Crystal: Continue with anonymous block arguments

Created on 8 Feb 2020  路  2Comments  路  Source: crystal-lang/crystal

Follows up on #8117. This PR added syntax for anonymous block arguments def foo(&). The idea is to use this syntax exclusively for yielding methods.
Currently it's valid to completely omit the block argument when there's yield in the body. This hides the yielding nature of the method from the signature and API docs. Such an essential property should be made visible.

After the initial syntax was added, we switched usage in stdlib in #8394.

The next step would be to deprecate some of the currently valid method signatures. The idea as proposed in #8117:

  • Just & means a non-captured block argument: because it doesn't have a name there's no way to capture it
  • &block means a captured block argument, and the compiler will verify that it's used in the semantic phase (because it might be mentioned inside a macro)
  • &block without a mention will give a compile error suggesting to either change it to & to avoid a closure or to mention it somehow
  • if you yield and the method signature doesn't have & the compiler will tell you

This would be a breaking change for yielding methods with a named block argument or no block argument at all, and also for methods with a named block argument that's never used in the literal scope of its body. But it improves clarity and helps to better identify the behaviour of block arguments.

Part of #7157

breaking-change feature lang

Most helpful comment

This hides the yielding nature of the method from the signature and API docs.

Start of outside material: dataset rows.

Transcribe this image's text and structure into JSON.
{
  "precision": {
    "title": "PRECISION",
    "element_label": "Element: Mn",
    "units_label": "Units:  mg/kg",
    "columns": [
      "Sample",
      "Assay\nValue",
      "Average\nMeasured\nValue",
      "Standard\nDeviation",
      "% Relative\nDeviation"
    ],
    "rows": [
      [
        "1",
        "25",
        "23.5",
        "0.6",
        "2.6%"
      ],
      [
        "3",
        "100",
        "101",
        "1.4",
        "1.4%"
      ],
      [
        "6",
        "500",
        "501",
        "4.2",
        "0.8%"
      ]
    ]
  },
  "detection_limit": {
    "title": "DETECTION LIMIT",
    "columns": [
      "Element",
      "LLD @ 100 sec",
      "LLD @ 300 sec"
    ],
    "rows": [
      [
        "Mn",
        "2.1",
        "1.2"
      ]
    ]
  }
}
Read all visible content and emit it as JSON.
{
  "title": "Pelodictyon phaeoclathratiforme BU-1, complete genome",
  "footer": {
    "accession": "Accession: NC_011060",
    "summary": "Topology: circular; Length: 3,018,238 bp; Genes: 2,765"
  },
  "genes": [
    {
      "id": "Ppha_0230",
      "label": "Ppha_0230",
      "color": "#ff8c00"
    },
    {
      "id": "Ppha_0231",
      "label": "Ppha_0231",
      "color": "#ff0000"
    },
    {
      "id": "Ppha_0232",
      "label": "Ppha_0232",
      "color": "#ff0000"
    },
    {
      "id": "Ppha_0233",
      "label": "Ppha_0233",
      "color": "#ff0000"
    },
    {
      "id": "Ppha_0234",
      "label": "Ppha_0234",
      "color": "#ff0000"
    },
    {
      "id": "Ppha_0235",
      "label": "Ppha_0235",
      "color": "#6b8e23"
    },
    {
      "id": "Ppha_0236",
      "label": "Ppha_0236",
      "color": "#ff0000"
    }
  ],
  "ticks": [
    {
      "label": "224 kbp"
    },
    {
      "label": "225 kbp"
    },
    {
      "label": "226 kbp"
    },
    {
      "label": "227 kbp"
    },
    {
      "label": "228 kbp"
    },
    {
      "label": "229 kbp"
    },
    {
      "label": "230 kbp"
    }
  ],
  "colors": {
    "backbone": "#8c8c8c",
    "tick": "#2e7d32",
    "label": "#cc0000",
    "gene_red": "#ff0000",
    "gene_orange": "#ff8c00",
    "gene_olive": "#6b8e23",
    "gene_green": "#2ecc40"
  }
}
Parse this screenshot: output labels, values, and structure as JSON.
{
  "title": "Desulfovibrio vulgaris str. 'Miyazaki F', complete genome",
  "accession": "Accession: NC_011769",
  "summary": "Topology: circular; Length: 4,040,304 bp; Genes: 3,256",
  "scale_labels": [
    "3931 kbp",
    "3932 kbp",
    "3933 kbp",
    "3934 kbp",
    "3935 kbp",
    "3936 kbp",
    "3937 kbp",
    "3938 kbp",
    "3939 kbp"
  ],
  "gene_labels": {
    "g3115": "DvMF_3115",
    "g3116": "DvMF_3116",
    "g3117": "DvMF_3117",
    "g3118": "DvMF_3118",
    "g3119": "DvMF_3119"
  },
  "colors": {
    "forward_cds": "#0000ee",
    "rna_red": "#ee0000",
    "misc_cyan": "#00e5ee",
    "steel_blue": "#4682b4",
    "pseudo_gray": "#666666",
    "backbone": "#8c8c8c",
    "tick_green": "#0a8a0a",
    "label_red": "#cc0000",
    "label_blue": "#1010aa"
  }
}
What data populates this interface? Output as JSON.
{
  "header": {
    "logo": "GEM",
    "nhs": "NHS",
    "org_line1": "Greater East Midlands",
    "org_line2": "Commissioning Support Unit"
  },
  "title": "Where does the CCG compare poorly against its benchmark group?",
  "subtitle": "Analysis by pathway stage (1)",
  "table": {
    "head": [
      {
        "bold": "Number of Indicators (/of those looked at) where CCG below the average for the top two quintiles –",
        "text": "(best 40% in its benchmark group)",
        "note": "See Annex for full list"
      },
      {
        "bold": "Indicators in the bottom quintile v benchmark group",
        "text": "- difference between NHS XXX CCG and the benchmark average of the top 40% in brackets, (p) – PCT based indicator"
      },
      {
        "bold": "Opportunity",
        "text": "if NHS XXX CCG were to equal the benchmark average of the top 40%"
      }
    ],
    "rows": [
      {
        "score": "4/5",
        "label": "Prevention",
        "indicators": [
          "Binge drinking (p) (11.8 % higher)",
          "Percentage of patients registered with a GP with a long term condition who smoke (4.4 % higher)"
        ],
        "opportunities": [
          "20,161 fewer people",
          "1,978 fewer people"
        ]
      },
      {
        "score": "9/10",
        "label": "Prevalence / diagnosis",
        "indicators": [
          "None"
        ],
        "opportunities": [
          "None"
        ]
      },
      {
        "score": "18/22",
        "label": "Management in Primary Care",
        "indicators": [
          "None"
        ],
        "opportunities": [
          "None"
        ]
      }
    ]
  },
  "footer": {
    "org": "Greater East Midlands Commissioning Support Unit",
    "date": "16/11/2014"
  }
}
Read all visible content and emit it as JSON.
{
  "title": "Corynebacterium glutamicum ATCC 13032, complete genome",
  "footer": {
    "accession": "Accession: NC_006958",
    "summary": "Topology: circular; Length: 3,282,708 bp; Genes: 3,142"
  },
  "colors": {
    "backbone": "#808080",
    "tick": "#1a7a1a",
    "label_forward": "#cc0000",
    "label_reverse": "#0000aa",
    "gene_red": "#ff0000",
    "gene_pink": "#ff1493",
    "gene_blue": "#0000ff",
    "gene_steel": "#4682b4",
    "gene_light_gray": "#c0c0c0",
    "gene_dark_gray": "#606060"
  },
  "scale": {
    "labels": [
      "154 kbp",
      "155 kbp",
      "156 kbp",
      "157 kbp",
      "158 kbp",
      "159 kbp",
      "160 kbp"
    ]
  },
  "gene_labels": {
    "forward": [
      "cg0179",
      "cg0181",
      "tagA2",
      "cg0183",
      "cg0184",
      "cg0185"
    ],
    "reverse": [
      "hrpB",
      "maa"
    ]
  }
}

No, it shows up in the API docs if you use yield. We shouldn't force people to annotate their method with an unneccesary & if they use yield but don't want to annotate the arg types. The rest of the changes are great.

All 2 comments

This hides the yielding nature of the method from the signature and API docs.

No, it shows up in the API docs if you use yield. We shouldn't force people to annotate their method with an unneccesary & if they use yield but don't want to annotate the arg types. The rest of the changes are great.

Oh my bad. The API docs already represent this correctly.

I'd still prefer always specifying & on yielding methods (types can be omitted obviously). Even if it's technically unnecessary, it still improves readability of the source code. We already put & in the signature in the API docs, but reading code is almost as important.
I acknowledge that this doesn't need to be enforced by the compiler, though. It could just be a style guide. Maybe consider it for the formatter?